How Putin Is Shaping The Next U.S. Free Trade Deal

Russia's President Vladimir Putin looks on while speaking with journalists in Itamaraty Palace in Brazilia, early on July 17,
Russia's President Vladimir Putin looks on while speaking with journalists in Itamaraty Palace in Brazilia, early on July 17, 2014. The United States and Europe strengthened sanctions on Moscow over Ukraine yesterday, with President Barack Obama taking his first direct swipes in the finance, military and energy sectors of the Russian economy. Putin warned the biting sanctions will boomerang and hit back at US national interests, will inflicting 'very serious damage' on an already tattered US-Russia relationship. AFP PHOTO / RIA-NOVOSTI / POOL / ALEXEI NIKOLSKY (Photo credit should read ALEXEI NIKOLSKY/AFP/Getty Images)

WASHINGTON -- Three dozen environmental groups sent a letter to the Obama administration on Thursday asking it to reject part of a proposed trade deal with the European Union that would give a major boost to fracking in the U.S.

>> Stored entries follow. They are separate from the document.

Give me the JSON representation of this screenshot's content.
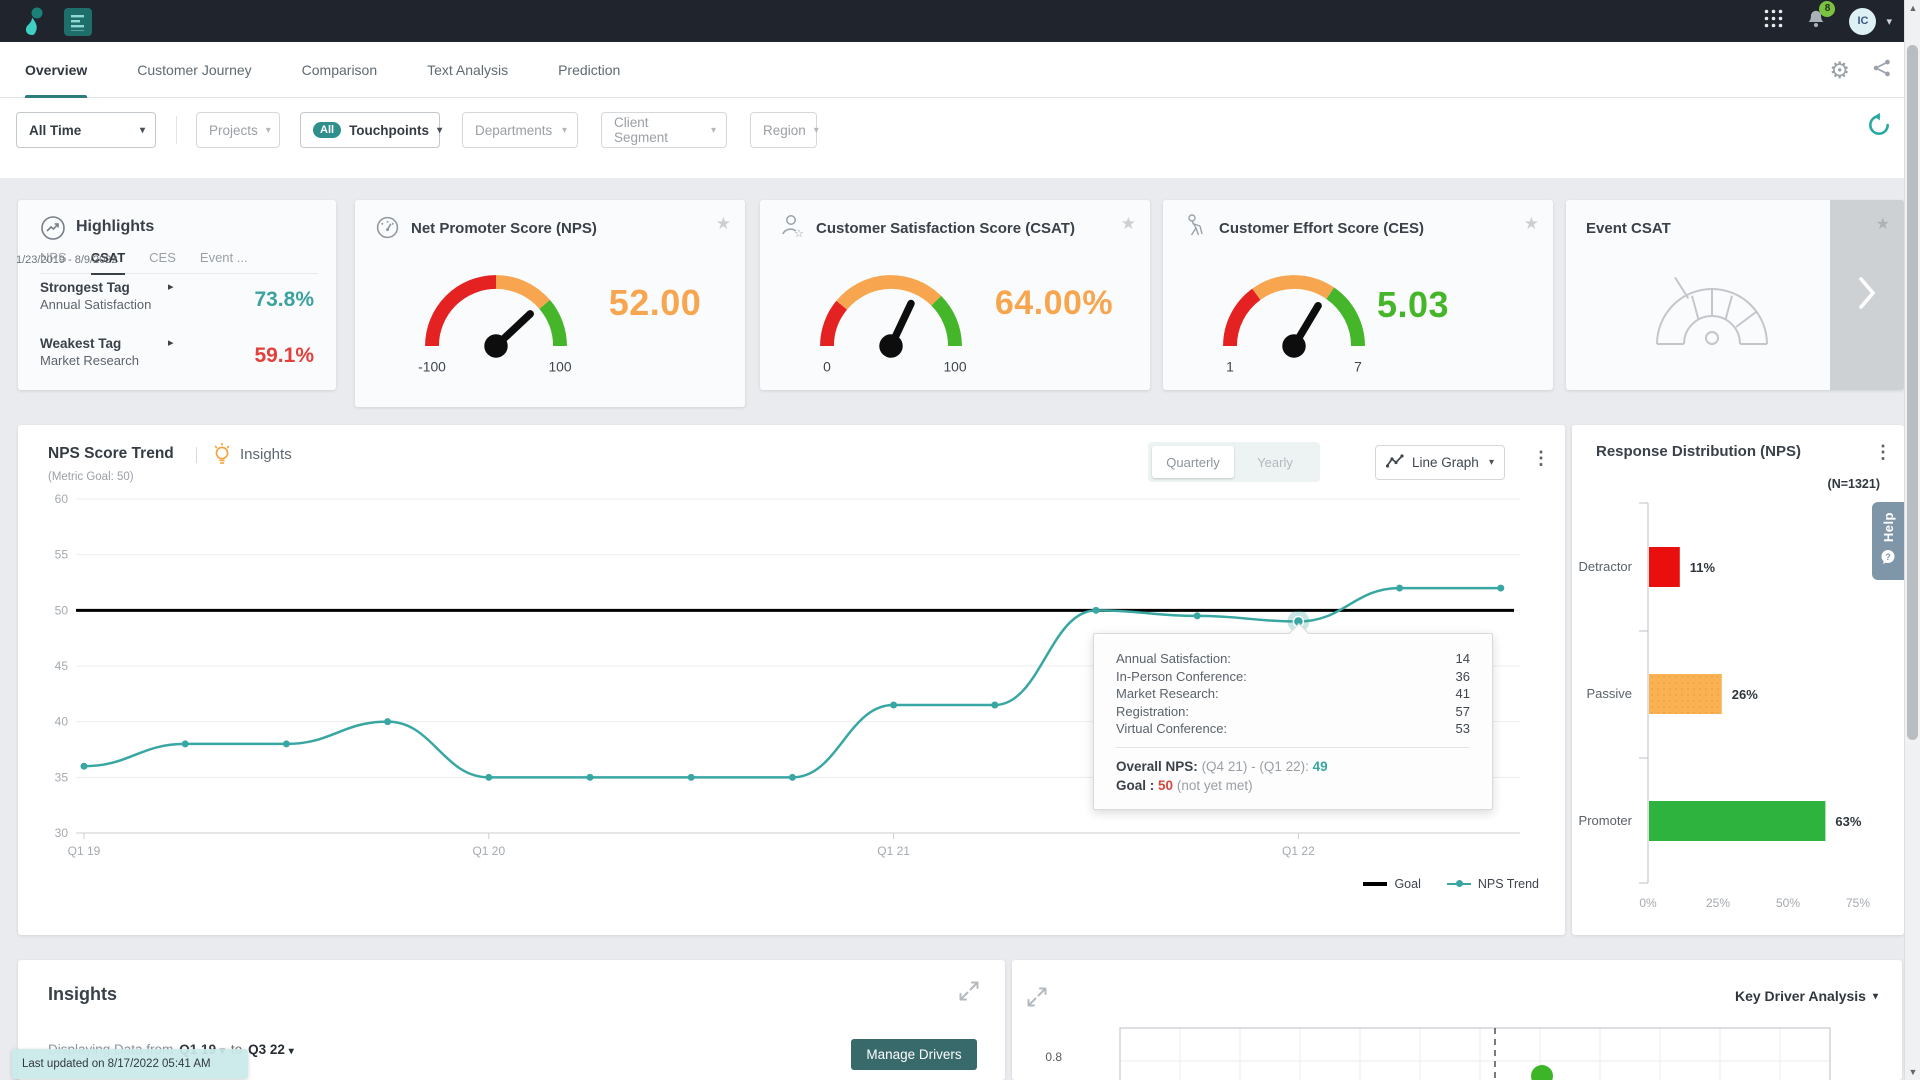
{
  "navbar": {
    "notification_count": "8",
    "avatar_initials": "IC"
  },
  "nav_tabs": [
    {
      "label": "Overview",
      "active": true
    },
    {
      "label": "Customer Journey",
      "active": false
    },
    {
      "label": "Comparison",
      "active": false
    },
    {
      "label": "Text Analysis",
      "active": false
    },
    {
      "label": "Prediction",
      "active": false
    }
  ],
  "filters": {
    "time_range": "All Time",
    "date_range": "1/23/2019 - 8/9/2022",
    "projects": "Projects",
    "touchpoints_badge": "All",
    "touchpoints": "Touchpoints",
    "departments": "Departments",
    "client_segment": "Client Segment",
    "region": "Region"
  },
  "highlights": {
    "title": "Highlights",
    "tabs": [
      "NPS",
      "CSAT",
      "CES",
      "Event ..."
    ],
    "active_tab": "CSAT",
    "strongest_label": "Strongest Tag",
    "strongest_tag": "Annual Satisfaction",
    "strongest_value": "73.8%",
    "strongest_color": "#3aa39f",
    "weakest_label": "Weakest Tag",
    "weakest_tag": "Market Research",
    "weakest_value": "59.1%",
    "weakest_color": "#e2403a"
  },
  "gauges": [
    {
      "title": "Net Promoter Score (NPS)",
      "value_text": "52.00",
      "value": 52,
      "min": -100,
      "max": 100,
      "min_label": "-100",
      "max_label": "100",
      "value_color": "#f7a64f",
      "segments": [
        {
          "from": -100,
          "to": 0,
          "color": "#e32221"
        },
        {
          "from": 0,
          "to": 55,
          "color": "#f7a64f"
        },
        {
          "from": 55,
          "to": 100,
          "color": "#45b52a"
        }
      ]
    },
    {
      "title": "Customer Satisfaction Score (CSAT)",
      "value_text": "64.00%",
      "value": 64,
      "min": 0,
      "max": 100,
      "min_label": "0",
      "max_label": "100",
      "value_color": "#f7a64f",
      "segments": [
        {
          "from": 0,
          "to": 22,
          "color": "#e32221"
        },
        {
          "from": 22,
          "to": 75,
          "color": "#f7a64f"
        },
        {
          "from": 75,
          "to": 100,
          "color": "#45b52a"
        }
      ]
    },
    {
      "title": "Customer Effort Score (CES)",
      "value_text": "5.03",
      "value": 5.03,
      "min": 1,
      "max": 7,
      "min_label": "1",
      "max_label": "7",
      "value_color": "#45b52a",
      "segments": [
        {
          "from": 1,
          "to": 2.8,
          "color": "#e32221"
        },
        {
          "from": 2.8,
          "to": 5.15,
          "color": "#f7a64f"
        },
        {
          "from": 5.15,
          "to": 7,
          "color": "#45b52a"
        }
      ]
    }
  ],
  "event_csat": {
    "title": "Event CSAT"
  },
  "trend_header": {
    "insights_label": "Insights",
    "toggle": [
      "Quarterly",
      "Yearly"
    ],
    "active_toggle": "Quarterly",
    "chart_type_label": "Line Graph"
  },
  "chart_data": [
    {
      "id": "nps_score_trend",
      "type": "line",
      "title": "NPS Score Trend",
      "subtitle": "(Metric Goal: 50)",
      "x": [
        "Q1 19",
        "Q2 19",
        "Q3 19",
        "Q4 19",
        "Q1 20",
        "Q2 20",
        "Q3 20",
        "Q4 20",
        "Q1 21",
        "Q2 21",
        "Q3 21",
        "Q4 21",
        "Q1 22",
        "Q2 22",
        "Q3 22"
      ],
      "x_shown_ticks": [
        "Q1 19",
        "Q1 20",
        "Q1 21",
        "Q1 22"
      ],
      "series": [
        {
          "name": "NPS Trend",
          "color": "#38a6a2",
          "values": [
            36,
            38,
            38,
            40,
            35,
            35,
            35,
            35,
            41.5,
            41.5,
            50,
            49.5,
            49,
            52,
            52
          ]
        },
        {
          "name": "Goal",
          "color": "#000000",
          "goal_value": 50
        }
      ],
      "ylim": [
        30,
        60
      ],
      "y_ticks": [
        30,
        35,
        40,
        45,
        50,
        55,
        60
      ],
      "selected_index": 12,
      "legend_position": "bottom-right",
      "grid": true
    },
    {
      "id": "response_distribution",
      "type": "bar",
      "title": "Response Distribution (NPS)",
      "n_label": "(N=1321)",
      "categories": [
        "Detractor",
        "Passive",
        "Promoter"
      ],
      "values": [
        11,
        26,
        63
      ],
      "value_labels": [
        "11%",
        "26%",
        "63%"
      ],
      "colors": [
        "#e90f0f",
        "#f9b152",
        "#2eb33e"
      ],
      "x_ticks": [
        "0%",
        "25%",
        "50%",
        "75%"
      ],
      "xlim": [
        0,
        83
      ],
      "orientation": "horizontal"
    },
    {
      "id": "key_driver_analysis",
      "type": "scatter",
      "title": "Key Driver Analysis",
      "visible_y_tick": "0.8",
      "visible_points": [
        {
          "color": "#3cb528"
        }
      ]
    }
  ],
  "trend_tooltip": {
    "rows": [
      {
        "label": "Annual Satisfaction:",
        "value": "14"
      },
      {
        "label": "In-Person Conference:",
        "value": "36"
      },
      {
        "label": "Market Research:",
        "value": "41"
      },
      {
        "label": "Registration:",
        "value": "57"
      },
      {
        "label": "Virtual Conference:",
        "value": "53"
      }
    ],
    "overall_label": "Overall NPS:",
    "overall_period": "(Q4 21) - (Q1 22):",
    "overall_value": "49",
    "goal_label": "Goal :",
    "goal_value": "50",
    "goal_status": "(not yet met)"
  },
  "insights_panel": {
    "title": "Insights",
    "displaying_prefix": "Displaying Data from",
    "from_value": "Q1 19",
    "to_word": "to",
    "to_value": "Q3 22",
    "manage_button": "Manage Drivers",
    "last_updated": "Last updated on 8/17/2022 05:41 AM"
  },
  "help_label": "Help",
  "colors": {
    "accent_teal": "#2e7d7a",
    "navbar_bg": "#20242c",
    "trend_line": "#38a6a2",
    "goal_line": "#000000"
  }
}
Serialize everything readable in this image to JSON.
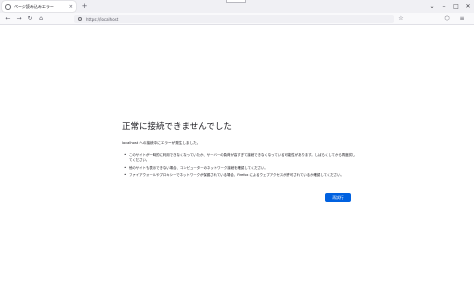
{
  "tab": {
    "title": "ページ読み込みエラー",
    "icon": "warning-circle-icon",
    "close_glyph": "×"
  },
  "newtab_glyph": "+",
  "window_controls": {
    "list_glyph": "⌄",
    "minimize_glyph": "–",
    "maximize_glyph": "□",
    "close_glyph": "✕"
  },
  "nav": {
    "back_glyph": "←",
    "forward_glyph": "→",
    "reload_glyph": "↻",
    "home_glyph": "⌂",
    "url": "https://localhost",
    "bookmark_glyph": "☆",
    "extension_glyph": "⬡",
    "menu_glyph": "≡"
  },
  "error": {
    "title": "正常に接続できませんでした",
    "description": "localhost への接続中にエラーが発生しました。",
    "tips": [
      "このサイトが一時的に利用できなくなっていたか、サーバーの負荷が高すぎて接続できなくなっている可能性があります。しばらくしてから再度試してください。",
      "他のサイトも表示できない場合、コンピューターのネットワーク接続を確認してください。",
      "ファイアウォールやプロキシーでネットワークが保護されている場合、Firefox によるウェブアクセスが許可されているか確認してください。"
    ],
    "retry_label": "再試行"
  },
  "colors": {
    "accent": "#0061e0",
    "tabstrip": "#f0f0f4",
    "toolbar": "#f9f9fb"
  }
}
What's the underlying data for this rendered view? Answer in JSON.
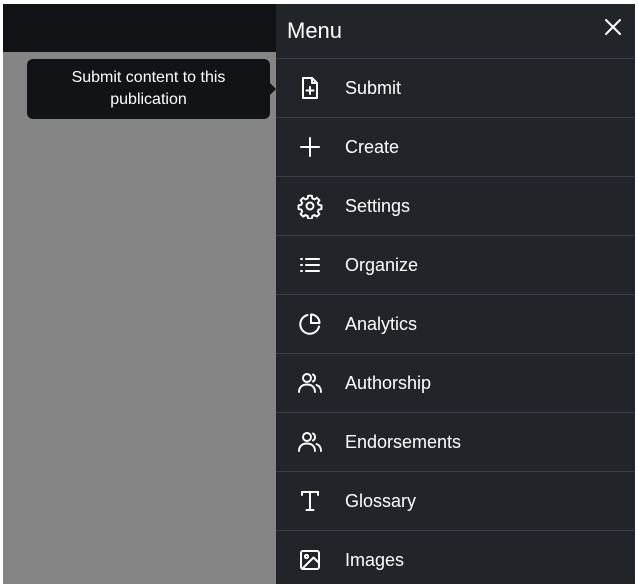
{
  "tooltip": {
    "text": "Submit content to this publication"
  },
  "menu": {
    "title": "Menu",
    "close_icon": "close-icon",
    "items": [
      {
        "label": "Submit",
        "icon": "file-plus-icon"
      },
      {
        "label": "Create",
        "icon": "plus-icon"
      },
      {
        "label": "Settings",
        "icon": "gear-icon"
      },
      {
        "label": "Organize",
        "icon": "list-icon"
      },
      {
        "label": "Analytics",
        "icon": "pie-chart-icon"
      },
      {
        "label": "Authorship",
        "icon": "users-icon"
      },
      {
        "label": "Endorsements",
        "icon": "users-icon"
      },
      {
        "label": "Glossary",
        "icon": "type-icon"
      },
      {
        "label": "Images",
        "icon": "image-icon"
      }
    ]
  },
  "colors": {
    "panel_bg": "#21252a",
    "divider": "#3a3f45",
    "overlay": "#858585",
    "topbar": "#121317"
  }
}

Multiple sets of documents leaked recently show the EU requesting shipments of U.S. oil and natural gas in negotiations for the Transatlantic Trade and Investment Partnership, or TTIP. It's an unusual ask in a trade deal, since countries typically demand restrictions on foreign imports in trade talks, while requesting special treatment of their own exports.

The U.S. government banned crude oil exports in 1975. The U.S. Department of Energy currently has the power to reject applications for natural gas exports to countries that do not have a free trade agreement with the U.S.

Given the sheer size of the EU economy -- roughly equivalent to that of the United States -- the proposal would dramatically increase the demand for American oil drilling and natural gas hydraulic fracturing, or fracking.

Burning natural gas is less environmentally destructive than oil or coal, but not nearly as beneficial as clean energy alternatives. The energy required to ship natural gas abroad would offset much of its environmental benefit. Extracting the gas with fracking may destroy local ecosystems and pollute drinking water.

On Thursday, the Sierra Club, the Natural Resources Defense Council, Greenpeace, Oxfam America and other groups cried foul over any trade pact that would expand such activities.

"We call on the United States to oppose the inclusion of a specific chapter dedicated to energy or any provisions in the TTIP that could lead to automatic approval of export licenses for crude oil and natural gas," the letter reads.

Trade deals frequently have more to do with foreign policy concerns than economic or environmental considerations. Recent tension with Russia over Ukraine, in particular, has highlighted the EU's dependency on Russian natural gas. Loosening U.S. exports of natural gas to the EU would increase American leverage in diplomatic negotiations involving Russia.

Environmentalists note that there are many ways to accomplish this goal that would not be lousy for climate change, a pressing global crisis that both EU and Obama administration officials have pledged to combat.